Über 200 Tote in den letzten zehn Tagen. Das genügt, um die Grenze der medialen Gleichgültigkeit zu überschreiten. Der brutale Machtkampf zwischen radikalen Islamisten und Militärs, der auf dem Rücken der Zivilbevölkerung ausgetragen wird, ist es wert, aus den Tiefen der Kurzmeldungsspalten in den redaktionellen Teil der Tageszeitungen aufzusteigen und in Radio und Fernsehen vermeldet zu werden. Morgen dann gerät der Konflikt wieder in Vergessenheit, bis ein weiteres Mal die Opferzahlen zu hoch liegen, um sie zu verschweigen, oder eines der alltäglichen Massaker unter Anwendung grausamster Methoden verübt wird – die taz ist da keine Ausnahme.
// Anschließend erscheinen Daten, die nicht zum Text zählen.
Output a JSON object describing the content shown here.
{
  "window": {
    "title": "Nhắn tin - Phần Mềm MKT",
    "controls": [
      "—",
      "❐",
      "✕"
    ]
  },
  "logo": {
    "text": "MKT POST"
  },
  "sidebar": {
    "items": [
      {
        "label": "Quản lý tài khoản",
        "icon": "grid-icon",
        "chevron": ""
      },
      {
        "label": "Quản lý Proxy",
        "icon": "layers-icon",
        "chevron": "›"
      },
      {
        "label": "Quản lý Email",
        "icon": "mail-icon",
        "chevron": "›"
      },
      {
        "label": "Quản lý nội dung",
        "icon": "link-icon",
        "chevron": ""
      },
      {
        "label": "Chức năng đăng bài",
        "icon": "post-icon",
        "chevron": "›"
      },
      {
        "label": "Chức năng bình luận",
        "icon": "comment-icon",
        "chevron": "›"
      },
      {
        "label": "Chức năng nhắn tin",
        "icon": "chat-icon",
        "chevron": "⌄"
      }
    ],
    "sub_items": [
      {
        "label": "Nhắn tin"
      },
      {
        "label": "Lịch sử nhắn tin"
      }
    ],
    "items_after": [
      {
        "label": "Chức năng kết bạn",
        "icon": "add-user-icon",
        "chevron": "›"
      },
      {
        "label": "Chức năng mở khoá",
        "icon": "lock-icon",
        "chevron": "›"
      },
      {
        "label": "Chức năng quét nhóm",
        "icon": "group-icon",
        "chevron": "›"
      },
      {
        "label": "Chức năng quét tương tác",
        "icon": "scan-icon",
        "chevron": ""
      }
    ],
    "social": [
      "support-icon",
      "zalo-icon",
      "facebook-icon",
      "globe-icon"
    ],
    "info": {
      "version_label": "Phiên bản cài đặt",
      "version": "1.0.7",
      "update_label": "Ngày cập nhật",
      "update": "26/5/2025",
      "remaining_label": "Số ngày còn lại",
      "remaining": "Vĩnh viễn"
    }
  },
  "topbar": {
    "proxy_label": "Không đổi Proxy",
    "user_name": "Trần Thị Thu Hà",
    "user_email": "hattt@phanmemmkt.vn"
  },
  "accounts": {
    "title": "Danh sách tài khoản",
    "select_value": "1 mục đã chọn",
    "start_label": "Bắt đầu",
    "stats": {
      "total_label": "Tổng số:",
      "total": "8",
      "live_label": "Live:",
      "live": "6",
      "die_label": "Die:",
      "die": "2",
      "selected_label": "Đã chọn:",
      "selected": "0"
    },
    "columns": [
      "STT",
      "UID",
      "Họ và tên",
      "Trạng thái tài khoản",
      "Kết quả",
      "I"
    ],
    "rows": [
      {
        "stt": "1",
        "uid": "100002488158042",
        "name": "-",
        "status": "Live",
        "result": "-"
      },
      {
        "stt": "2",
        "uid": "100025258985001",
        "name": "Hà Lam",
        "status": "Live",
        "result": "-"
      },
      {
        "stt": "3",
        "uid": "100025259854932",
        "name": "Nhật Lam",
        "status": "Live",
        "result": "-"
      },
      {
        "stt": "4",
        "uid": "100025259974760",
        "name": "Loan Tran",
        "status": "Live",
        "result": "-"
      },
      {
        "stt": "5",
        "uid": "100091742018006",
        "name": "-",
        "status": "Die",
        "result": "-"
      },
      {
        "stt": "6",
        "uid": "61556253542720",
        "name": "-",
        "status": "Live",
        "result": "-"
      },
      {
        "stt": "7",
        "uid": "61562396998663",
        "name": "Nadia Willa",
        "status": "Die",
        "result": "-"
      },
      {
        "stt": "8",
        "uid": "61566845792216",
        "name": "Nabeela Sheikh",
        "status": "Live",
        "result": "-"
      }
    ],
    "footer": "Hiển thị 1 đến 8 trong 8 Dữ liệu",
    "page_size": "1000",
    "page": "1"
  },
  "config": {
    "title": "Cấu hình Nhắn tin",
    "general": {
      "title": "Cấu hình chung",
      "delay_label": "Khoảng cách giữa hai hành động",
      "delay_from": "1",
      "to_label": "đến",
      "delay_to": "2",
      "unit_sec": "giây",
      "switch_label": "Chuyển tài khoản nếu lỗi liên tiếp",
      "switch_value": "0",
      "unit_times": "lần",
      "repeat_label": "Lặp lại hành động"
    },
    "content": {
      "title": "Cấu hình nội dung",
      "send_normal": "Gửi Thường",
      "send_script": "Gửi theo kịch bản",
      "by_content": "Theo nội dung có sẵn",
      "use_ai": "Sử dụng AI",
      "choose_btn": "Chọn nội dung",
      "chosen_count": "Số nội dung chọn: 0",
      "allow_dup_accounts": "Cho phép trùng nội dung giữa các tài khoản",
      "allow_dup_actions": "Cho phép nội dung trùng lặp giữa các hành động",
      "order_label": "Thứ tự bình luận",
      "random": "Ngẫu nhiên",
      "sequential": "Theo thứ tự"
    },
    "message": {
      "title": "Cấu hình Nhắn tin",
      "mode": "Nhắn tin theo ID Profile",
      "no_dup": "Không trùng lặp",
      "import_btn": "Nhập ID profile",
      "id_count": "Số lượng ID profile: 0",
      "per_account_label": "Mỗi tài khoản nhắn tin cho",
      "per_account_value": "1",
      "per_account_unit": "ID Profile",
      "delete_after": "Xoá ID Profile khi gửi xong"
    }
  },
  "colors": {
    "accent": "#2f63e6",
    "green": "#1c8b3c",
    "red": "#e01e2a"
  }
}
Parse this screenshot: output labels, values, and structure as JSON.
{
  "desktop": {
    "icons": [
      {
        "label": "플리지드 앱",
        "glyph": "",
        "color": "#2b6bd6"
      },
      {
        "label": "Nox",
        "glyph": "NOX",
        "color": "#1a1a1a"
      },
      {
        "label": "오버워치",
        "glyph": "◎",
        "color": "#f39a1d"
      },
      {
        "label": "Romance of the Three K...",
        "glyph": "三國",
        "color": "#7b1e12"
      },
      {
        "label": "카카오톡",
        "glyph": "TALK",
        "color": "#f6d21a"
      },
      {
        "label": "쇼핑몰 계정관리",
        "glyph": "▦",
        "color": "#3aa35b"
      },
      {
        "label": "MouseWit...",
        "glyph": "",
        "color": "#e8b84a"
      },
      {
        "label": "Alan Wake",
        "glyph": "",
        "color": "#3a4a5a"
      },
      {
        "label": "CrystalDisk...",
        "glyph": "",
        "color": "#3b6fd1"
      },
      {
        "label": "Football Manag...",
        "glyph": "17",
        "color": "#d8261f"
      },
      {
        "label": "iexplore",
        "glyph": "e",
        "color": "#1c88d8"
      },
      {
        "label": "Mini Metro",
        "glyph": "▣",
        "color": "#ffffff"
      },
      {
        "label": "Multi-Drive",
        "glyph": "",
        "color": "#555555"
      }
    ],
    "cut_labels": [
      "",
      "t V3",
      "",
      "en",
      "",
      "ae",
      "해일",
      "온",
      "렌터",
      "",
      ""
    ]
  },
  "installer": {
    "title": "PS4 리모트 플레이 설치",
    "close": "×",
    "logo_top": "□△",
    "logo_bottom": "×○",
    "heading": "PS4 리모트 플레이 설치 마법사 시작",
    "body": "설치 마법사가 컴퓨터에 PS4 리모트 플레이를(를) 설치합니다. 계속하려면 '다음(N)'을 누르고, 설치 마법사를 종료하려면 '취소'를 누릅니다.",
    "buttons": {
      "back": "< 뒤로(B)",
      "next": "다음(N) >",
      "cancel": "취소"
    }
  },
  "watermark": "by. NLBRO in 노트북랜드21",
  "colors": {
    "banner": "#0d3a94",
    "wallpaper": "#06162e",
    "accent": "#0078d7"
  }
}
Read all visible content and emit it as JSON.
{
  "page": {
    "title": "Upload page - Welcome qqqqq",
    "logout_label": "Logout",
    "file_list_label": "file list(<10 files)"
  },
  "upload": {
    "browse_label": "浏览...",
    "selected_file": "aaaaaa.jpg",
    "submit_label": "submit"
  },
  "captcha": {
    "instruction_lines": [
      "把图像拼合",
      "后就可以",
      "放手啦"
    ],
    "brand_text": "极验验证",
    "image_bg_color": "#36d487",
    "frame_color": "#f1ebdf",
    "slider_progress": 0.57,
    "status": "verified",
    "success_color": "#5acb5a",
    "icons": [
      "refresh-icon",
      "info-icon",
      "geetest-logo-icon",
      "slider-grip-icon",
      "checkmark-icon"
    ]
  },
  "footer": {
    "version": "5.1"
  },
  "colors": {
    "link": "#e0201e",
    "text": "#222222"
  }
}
Was den algerischen Konflikt in der Presse so unpopulär macht, ist nicht nur die ständige Wiederholung der gleichen Schreckensnachrichten – 120.000 Tote seit 1992 –, sondern auch die fehlenden Bilder. Der algerische Konflikt ist ein Krieg hinter verschlossenen Türen. Und wir haben uns längst damit abgefunden, daß die internationale Presse nur noch schwach im Lande vertreten ist. Ständige Akkreditierungen, verbunden mit dem Recht, jederzeit frei ein- und ausreisen zu können, vergibt Algier schon lange nicht mehr. Wer als Sonderberichterstatter arbeitet, muß dies mit dem obligatorischen Leibwächter tun. Und die letzten Journalisten, die vor Ort ausharren, müssen damit rechnen, daß bei unliebsamer Berichterstattung ihre Aufenthaltsgenehmigungen nicht verlängert werden.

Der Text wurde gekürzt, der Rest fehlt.